[FoRK] Busting the "offshore tax havens" myth
jbone at place.org
Mon May 5 17:54:28 PDT 2008
On May 5, 2008, at 7:04 PM, Jeff Bone wrote:
>> Another area of interest to the committee is the ability of hedge
>> fund managers and private equity managers to defer large portions
>> of their income offshore, where it can increase tax free (they pay
>> taxes when they bring it back into the United States).
> This isn't a super-secret thing they teach you when you enter the
> "hedge fund and private equities managers tax-dodging club." ANYONE
> can do this. Go ahead, try it --- I dare you!
Let's dig into this one in a little detail, as it's a common myth.
Before I delve into this let me say --- there used to be numerous
loopholes related to offshore financial activity. I happen to own a
book called "Offshore Tax Havens" from the early 90s, bought it years
ago just out of curiosity, had absolutely no call for such a thing at
the time. Most of the things that are talked about there are not
Russell, lets take (a semi-fictionalized version of) you as an
example. For the purposes of this discussion, "Russell" owns a couple
of oil wells and makes most of his income as a contract programmer.
First, let's try see what happens when we expatriate the oil wells.
Let's set up a Cayman holding company and capitalize it with the oil
wells, accepting in return illiquid stock in said holding company.
Lets hold onto those wells for several years until oil's going for
$500 a barrel; let's assume the wells are gushers but we've held back
on productivity waiting for oil prices to get sufficiently high.
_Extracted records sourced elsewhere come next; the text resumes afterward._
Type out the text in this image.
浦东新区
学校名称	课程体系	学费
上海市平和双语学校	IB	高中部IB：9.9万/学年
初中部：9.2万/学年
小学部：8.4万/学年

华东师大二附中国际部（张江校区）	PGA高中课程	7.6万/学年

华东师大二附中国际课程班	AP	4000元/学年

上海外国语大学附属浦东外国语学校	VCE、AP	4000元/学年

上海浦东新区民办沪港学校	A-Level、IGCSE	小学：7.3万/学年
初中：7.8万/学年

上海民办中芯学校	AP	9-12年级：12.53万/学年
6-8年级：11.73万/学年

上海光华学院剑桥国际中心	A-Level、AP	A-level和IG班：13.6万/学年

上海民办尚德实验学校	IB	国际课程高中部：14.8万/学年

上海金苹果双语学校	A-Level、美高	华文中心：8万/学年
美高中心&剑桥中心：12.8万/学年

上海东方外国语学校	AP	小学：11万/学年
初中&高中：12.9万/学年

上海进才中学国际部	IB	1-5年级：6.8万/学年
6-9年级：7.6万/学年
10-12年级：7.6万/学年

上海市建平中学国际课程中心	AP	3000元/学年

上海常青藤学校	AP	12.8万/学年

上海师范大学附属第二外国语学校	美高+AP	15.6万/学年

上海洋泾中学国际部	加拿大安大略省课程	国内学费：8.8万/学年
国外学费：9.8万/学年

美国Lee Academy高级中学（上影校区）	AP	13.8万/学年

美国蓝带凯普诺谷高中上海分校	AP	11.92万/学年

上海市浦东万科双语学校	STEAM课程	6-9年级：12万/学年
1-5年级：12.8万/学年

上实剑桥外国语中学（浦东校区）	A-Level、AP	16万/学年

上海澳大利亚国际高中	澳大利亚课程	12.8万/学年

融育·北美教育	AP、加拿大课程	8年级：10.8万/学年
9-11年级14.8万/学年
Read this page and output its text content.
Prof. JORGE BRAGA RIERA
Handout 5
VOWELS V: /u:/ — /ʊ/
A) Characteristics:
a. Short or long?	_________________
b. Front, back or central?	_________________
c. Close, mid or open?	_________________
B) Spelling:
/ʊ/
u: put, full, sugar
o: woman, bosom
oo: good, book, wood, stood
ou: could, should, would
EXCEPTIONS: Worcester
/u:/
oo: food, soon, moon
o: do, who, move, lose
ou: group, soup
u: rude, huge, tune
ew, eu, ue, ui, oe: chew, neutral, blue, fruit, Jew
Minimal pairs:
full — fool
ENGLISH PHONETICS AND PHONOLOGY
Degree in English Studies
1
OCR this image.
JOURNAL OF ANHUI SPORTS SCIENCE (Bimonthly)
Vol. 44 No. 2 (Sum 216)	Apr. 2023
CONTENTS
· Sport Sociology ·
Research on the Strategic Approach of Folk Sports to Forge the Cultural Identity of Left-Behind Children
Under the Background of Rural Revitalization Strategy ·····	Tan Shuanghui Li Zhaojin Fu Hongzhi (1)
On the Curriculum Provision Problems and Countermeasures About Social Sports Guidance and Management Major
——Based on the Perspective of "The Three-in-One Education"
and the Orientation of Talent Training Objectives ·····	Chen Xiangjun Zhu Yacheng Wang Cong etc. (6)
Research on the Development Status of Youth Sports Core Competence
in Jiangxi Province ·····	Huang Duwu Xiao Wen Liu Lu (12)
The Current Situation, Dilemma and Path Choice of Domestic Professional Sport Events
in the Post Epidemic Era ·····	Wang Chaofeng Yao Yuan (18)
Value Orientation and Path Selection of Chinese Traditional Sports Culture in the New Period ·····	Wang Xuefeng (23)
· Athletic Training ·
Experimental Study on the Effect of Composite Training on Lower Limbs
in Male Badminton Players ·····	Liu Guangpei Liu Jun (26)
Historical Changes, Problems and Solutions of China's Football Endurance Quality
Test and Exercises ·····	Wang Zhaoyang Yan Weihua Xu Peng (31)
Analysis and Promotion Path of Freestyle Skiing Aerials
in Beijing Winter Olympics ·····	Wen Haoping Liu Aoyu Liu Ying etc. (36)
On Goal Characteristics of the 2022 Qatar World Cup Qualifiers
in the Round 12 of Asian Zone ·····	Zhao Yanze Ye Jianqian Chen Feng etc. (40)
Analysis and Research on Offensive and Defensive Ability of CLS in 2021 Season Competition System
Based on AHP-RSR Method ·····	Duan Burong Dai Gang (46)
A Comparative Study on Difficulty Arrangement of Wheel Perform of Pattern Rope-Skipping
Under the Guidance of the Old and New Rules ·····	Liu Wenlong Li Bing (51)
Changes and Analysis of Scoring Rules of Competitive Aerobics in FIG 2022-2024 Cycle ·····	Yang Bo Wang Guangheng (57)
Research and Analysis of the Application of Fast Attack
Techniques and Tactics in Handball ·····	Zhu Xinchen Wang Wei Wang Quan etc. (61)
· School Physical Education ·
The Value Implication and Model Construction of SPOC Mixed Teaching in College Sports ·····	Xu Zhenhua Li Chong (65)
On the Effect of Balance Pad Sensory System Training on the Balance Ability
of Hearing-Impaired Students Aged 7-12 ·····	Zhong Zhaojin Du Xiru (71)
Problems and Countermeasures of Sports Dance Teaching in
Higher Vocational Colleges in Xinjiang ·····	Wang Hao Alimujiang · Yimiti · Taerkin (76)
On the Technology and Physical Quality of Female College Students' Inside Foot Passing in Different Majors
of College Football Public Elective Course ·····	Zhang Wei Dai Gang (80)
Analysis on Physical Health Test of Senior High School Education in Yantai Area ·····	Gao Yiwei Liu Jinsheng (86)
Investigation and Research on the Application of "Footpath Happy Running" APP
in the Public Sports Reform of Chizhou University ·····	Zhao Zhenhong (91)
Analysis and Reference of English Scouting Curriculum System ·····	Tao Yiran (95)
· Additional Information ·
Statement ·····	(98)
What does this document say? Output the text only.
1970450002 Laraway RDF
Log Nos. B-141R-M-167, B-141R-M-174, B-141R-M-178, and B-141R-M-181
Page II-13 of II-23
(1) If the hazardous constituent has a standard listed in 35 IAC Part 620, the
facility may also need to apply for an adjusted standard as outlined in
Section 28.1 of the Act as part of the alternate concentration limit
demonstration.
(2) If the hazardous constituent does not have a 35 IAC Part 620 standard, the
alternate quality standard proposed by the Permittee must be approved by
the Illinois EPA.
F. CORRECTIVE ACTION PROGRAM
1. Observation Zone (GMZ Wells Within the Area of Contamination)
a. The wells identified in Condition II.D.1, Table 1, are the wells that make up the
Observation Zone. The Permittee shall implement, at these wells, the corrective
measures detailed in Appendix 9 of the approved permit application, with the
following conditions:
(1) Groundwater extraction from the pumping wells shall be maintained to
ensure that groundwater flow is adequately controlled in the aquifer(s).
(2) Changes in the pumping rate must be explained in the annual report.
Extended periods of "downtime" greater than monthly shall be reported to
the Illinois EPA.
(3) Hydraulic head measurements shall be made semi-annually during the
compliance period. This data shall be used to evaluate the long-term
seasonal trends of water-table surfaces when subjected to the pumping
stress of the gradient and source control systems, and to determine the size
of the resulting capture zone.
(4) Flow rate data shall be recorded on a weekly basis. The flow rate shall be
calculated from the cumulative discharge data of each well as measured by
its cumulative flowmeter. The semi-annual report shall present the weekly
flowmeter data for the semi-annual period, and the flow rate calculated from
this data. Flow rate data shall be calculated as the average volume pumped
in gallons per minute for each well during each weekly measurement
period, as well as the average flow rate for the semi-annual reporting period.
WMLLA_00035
The
HC then sells the oil that the wells produce and pays a dividend on
that revenue; that's income to Russell. Tax on that's paid just like
any other dividend from any other source, so the offshoring didn't buy
us any tax savings, just hassle.
Okay, so let's instead sell the wells. Okay, so the proceeds
presumably get distributed pro rata to the shareholders. Once that
distribution is repatriated, it's taxed just like it would have been
here. No additional benefit to the offshoring, same long-term capital
gains treatment, as it should be as this was a multi-year (i.e., long-
term) investment. What if the HC is a partnership? Same thing.
Okay, let's not repatriate the money; instead, let's do a
distribution to an individual account that Russell holds somewhere
else offshore. That's taxable in the US, no benefit to offshoring,
plus likely to get you a nice audit even if it's all above board.
Let's have the HC buy Russell a house in Provence instead; ticket to
Club Fed for Russell, I believe the operative theory is called
"beneficial control" and they *will* bust you for that kind of shit if
they catch on.
Let's try to expatriate Russell's domestic income stream; instead of
hiring out to his clients directly, they hire the offshore entity, who
Russell both controls and ostensibly works for. As soon as Russell's
effectively received or got control of the income stream, he's going
to get taxed --- just like you would. If he fails to pay the taxes,
he's going to jail --- just like you would, offshore or no.
Let's make it more complicated for the IRS. Set up a web of holding
companies, and keep all the money and all the acquired assets
offshore. Big trouble now, long vacation in Club Fed. The IRS makes
the *presumption* that most attempts to put capital or wealth offshore
are dodgy, and you've made your case for them --- if you get caught.
You might not, but then, you're just a garden-variety tax dodger; and
we're disputing the existence of *legal* offshore tax strategies that
actually have any substantial benefit for the person who doesn't feel
like totally getting the hell out of Dodge.
You can make money offshore. You can keep money offshore. You can
even move money offshore. None of that's in question. You just
aren't going to get anywhere but jail by trying to make (and spend)
money here w/o paying the Tax Man.
IANAL and IANAA, $0.02. But if you've got any real specific
information to the contrary of any of this, I'd love to hear it.
Short version: pay your taxes. And while you're at it, stop
believing in Santa Claus and the Tooth Fairy.